Леонора вздохнула. Она все поняла: Алисия заставила Флориена убить цыпленка, а мальчишка не смог упустить шанс продемонстрировать, на что способен.

— Он будет долго злиться, — засмеялась Алисия, — но все равно никому ничего не скажет.

— Бедный Флориен, — снова вздохнула Леонора. Она осмотрела лужайку и представила себе, как в жаркие летние дни будет помогать цыганам в огороде и в саду. Вот только после этого ужасного случая захотят ли они с ней общаться?

— Тебе нужно стать решительнее, Лео. Нельзя быть слишком доброй, в школе тебя заклюют.

Леонора посмотрела на сестру и подумала, что на этот раз правда на ее стороне. Но тем не менее она не могла не восхищаться ею. У Алисии было в избытке черт характера, которых не хватало ей самой. Природа, казалось, прочла ее мысли: дождевая туча отступила и выглянуло солнце, пролив на детское личико Алисии свой небесно-золотой свет.
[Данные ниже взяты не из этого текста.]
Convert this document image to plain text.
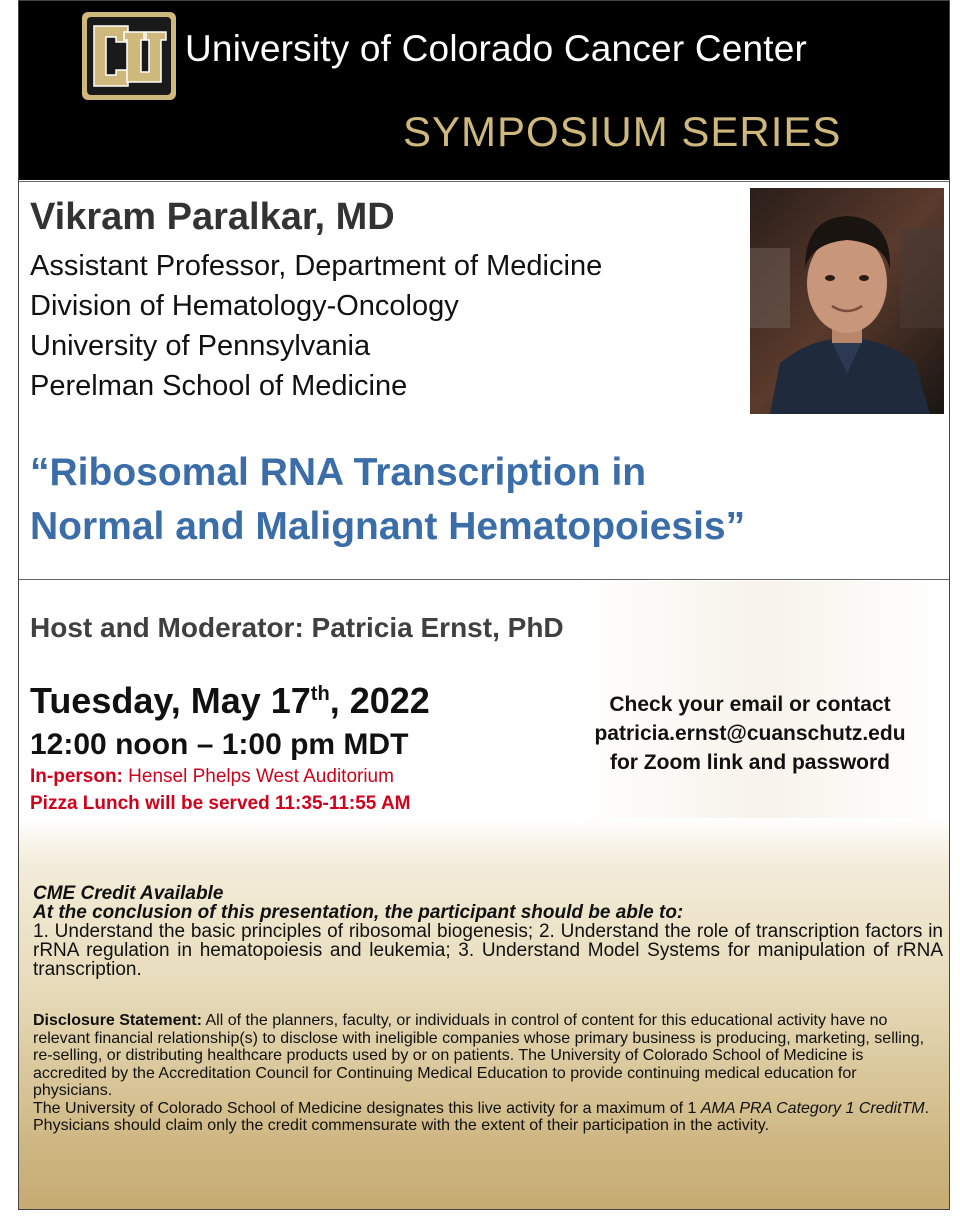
University of Colorado Cancer Center
SYMPOSIUM SERIES
Vikram Paralkar, MD
Assistant Professor, Department of Medicine
Division of Hematology-Oncology
University of Pennsylvania
Perelman School of Medicine
“Ribosomal RNA Transcription in
Normal and Malignant Hematopoiesis”
Host and Moderator: Patricia Ernst, PhD
Tuesday, May 17th, 2022
12:00 noon – 1:00 pm MDT
In-person: Hensel Phelps West Auditorium
Pizza Lunch will be served 11:35-11:55 AM
Check your email or contact
patricia.ernst@cuanschutz.edu
for Zoom link and password
CME Credit Available
At the conclusion of this presentation, the participant should be able to:
1. Understand the basic principles of ribosomal biogenesis; 2. Understand the role of transcription factors in rRNA regulation in hematopoiesis and leukemia; 3. Understand Model Systems for manipulation of rRNA transcription.
Disclosure Statement: All of the planners, faculty, or individuals in control of content for this educational activity have no relevant financial relationship(s) to disclose with ineligible companies whose primary business is producing, marketing, selling, re-selling, or distributing healthcare products used by or on patients. The University of Colorado School of Medicine is accredited by the Accreditation Council for Continuing Medical Education to provide continuing medical education for physicians.
The University of Colorado School of Medicine designates this live activity for a maximum of 1 AMA PRA Category 1 CreditTM. Physicians should claim only the credit commensurate with the extent of their participation in the activity.
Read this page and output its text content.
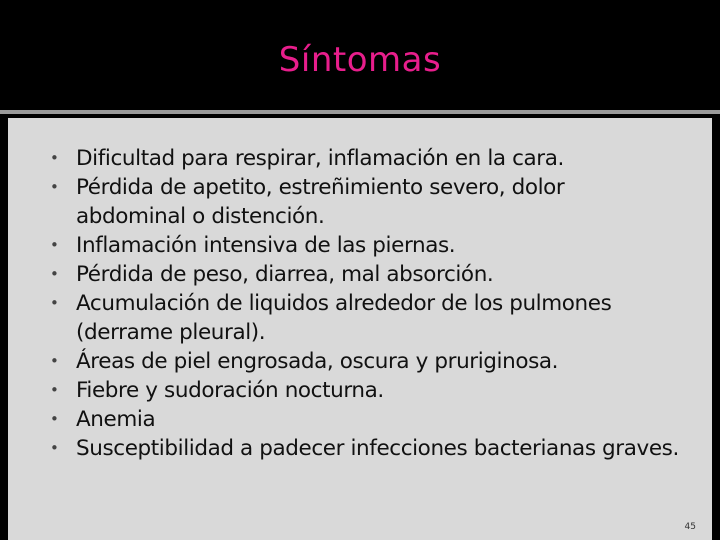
Síntomas
• Dificultad para respirar, inflamación en la cara.
• Pérdida de apetito, estreñimiento severo, dolor abdominal o distención.
• Inflamación intensiva de las piernas.
• Pérdida de peso, diarrea, mal absorción.
• Acumulación de liquidos alrededor de los pulmones (derrame pleural).
• Áreas de piel engrosada, oscura y pruriginosa.
• Fiebre y sudoración nocturna.
• Anemia
• Susceptibilidad a padecer infecciones bacterianas graves.
45
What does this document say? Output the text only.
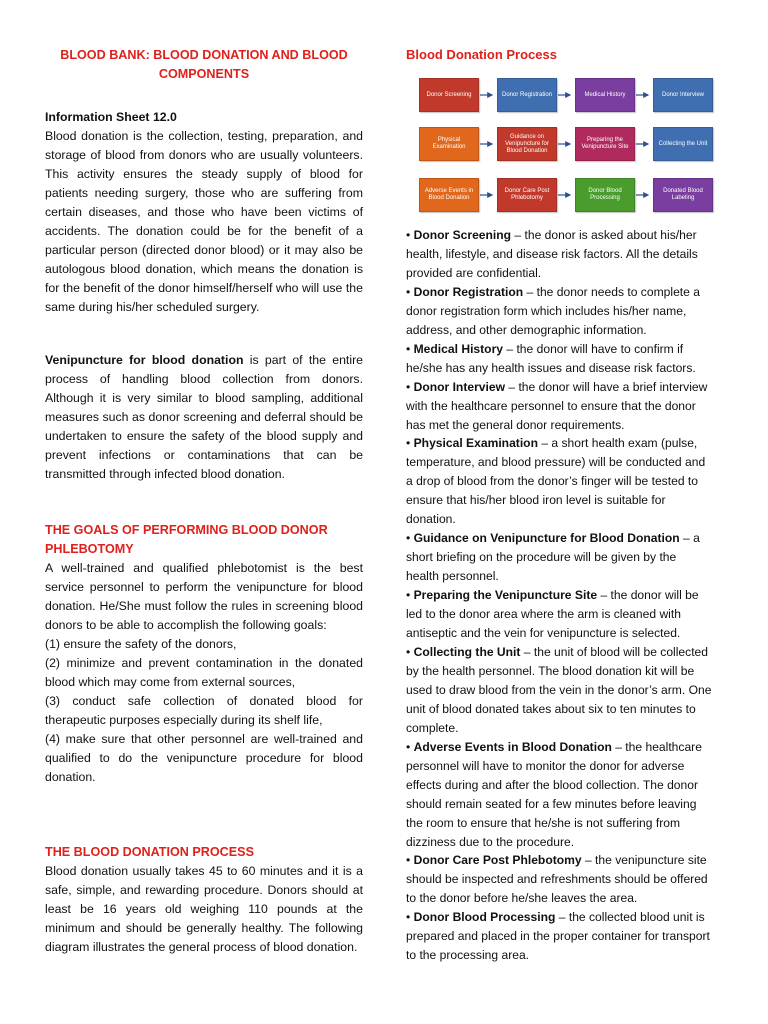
BLOOD BANK: BLOOD DONATION AND BLOOD
COMPONENTS

Information Sheet 12.0

Blood donation is the collection, testing, preparation, and storage of blood from donors who are usually volunteers. This activity ensures the steady supply of blood for patients needing surgery, those who are suffering from certain diseases, and those who have been victims of accidents. The donation could be for the benefit of a particular person (directed donor blood) or it may also be autologous blood donation, which means the donation is for the benefit of the donor himself/herself who will use the same during his/her scheduled surgery.

Venipuncture for blood donation is part of the entire process of handling blood collection from donors. Although it is very similar to blood sampling, additional measures such as donor screening and deferral should be undertaken to ensure the safety of the blood supply and prevent infections or contaminations that can be transmitted through infected blood donation.
THE GOALS OF PERFORMING BLOOD DONOR PHLEBOTOMY

A well-trained and qualified phlebotomist is the best service personnel to perform the venipuncture for blood donation. He/She must follow the rules in screening blood donors to be able to accomplish the following goals:

(1) ensure the safety of the donors,

(2) minimize and prevent contamination in the donated blood which may come from external sources,

(3) conduct safe collection of donated blood for therapeutic purposes especially during its shelf life,

(4) make sure that other personnel are well-trained and qualified to do the venipuncture procedure for blood donation.

THE BLOOD DONATION PROCESS

Blood donation usually takes 45 to 60 minutes and it is a safe, simple, and rewarding procedure. Donors should at least be 16 years old weighing 110 pounds at the minimum and should be generally healthy. The following diagram illustrates the general process of blood donation.

Blood Donation Process
Donor Screening	Donor Registration	Medical History	Donor Interview
Physical Examination
Guidance on Venipuncture for Blood Donation
Preparing the Venipuncture Site
Collecting the Unit
Adverse Events in Blood Donation
Donor Care Post Phlebotomy
Donor Blood Processing
Donated Blood Labeling

• Donor Screening – the donor is asked about his/her health, lifestyle, and disease risk factors. All the details provided are confidential.

• Donor Registration – the donor needs to complete a donor registration form which includes his/her name, address, and other demographic information.

• Medical History – the donor will have to confirm if he/she has any health issues and disease risk factors.

• Donor Interview – the donor will have a brief interview with the healthcare personnel to ensure that the donor has met the general donor requirements.

• Physical Examination – a short health exam (pulse, temperature, and blood pressure) will be conducted and a drop of blood from the donor’s finger will be tested to ensure that his/her blood iron level is suitable for donation.

• Guidance on Venipuncture for Blood Donation – a short briefing on the procedure will be given by the health personnel.

• Preparing the Venipuncture Site – the donor will be led to the donor area where the arm is cleaned with antiseptic and the vein for venipuncture is selected.

• Collecting the Unit – the unit of blood will be collected by the health personnel. The blood donation kit will be used to draw blood from the vein in the donor’s arm. One unit of blood donated takes about six to ten minutes to complete.

• Adverse Events in Blood Donation – the healthcare personnel will have to monitor the donor for adverse effects during and after the blood collection. The donor should remain seated for a few minutes before leaving the room to ensure that he/she is not suffering from dizziness due to the procedure.

• Donor Care Post Phlebotomy – the venipuncture site should be inspected and refreshments should be offered to the donor before he/she leaves the area.

• Donor Blood Processing – the collected blood unit is prepared and placed in the proper container for transport to the processing area.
Когда золотистый ретривер Барли вошел в комнату, Одри с Леонорой сидели на софе и слушали Алисию, которая играла «Лунную сонату».

— Боже мой! — воскликнула тетя Сисли. — Как хорошо у тебя выходит!

Алисия поморщилась. Она терпеть не могла, когда ей мешали. Однако она не успела достаточно хорошо изучить тетю Сисли и найти ее слабое место, поэтому изобразила на лице улыбку.

— С моим милым Барли все будет в порядке. Должно быть, что-то съел на ферме.

Барли понюхал ноги Леоноры, сел и поставил две огромные лапы ей на колени.

— Ой, мамочка, посмотри! — радостно воскликнула девочка и погладила собаку по голове. — Какой он милый!

Алисия с силой нажала на педаль, чтобы играть максимально громко.

— Он душка, — ответила Одри, проводя ладонью по холке Барли. — У него такие же золотистые кудряшки, как у Алисии.

Услышав последние слова матери, Алисия встала из-за инструмента и подошла, чтобы погладить собаку.

— У него шевелюра, как у меня, правда? — сказала она, чувствуя себя теперь намного лучше, так как снова оказалась в центре внимания. — Я тоже хочу, чтобы он положил лапы мне на колени, — начала канючить она, оттягивая пса к другому дивану.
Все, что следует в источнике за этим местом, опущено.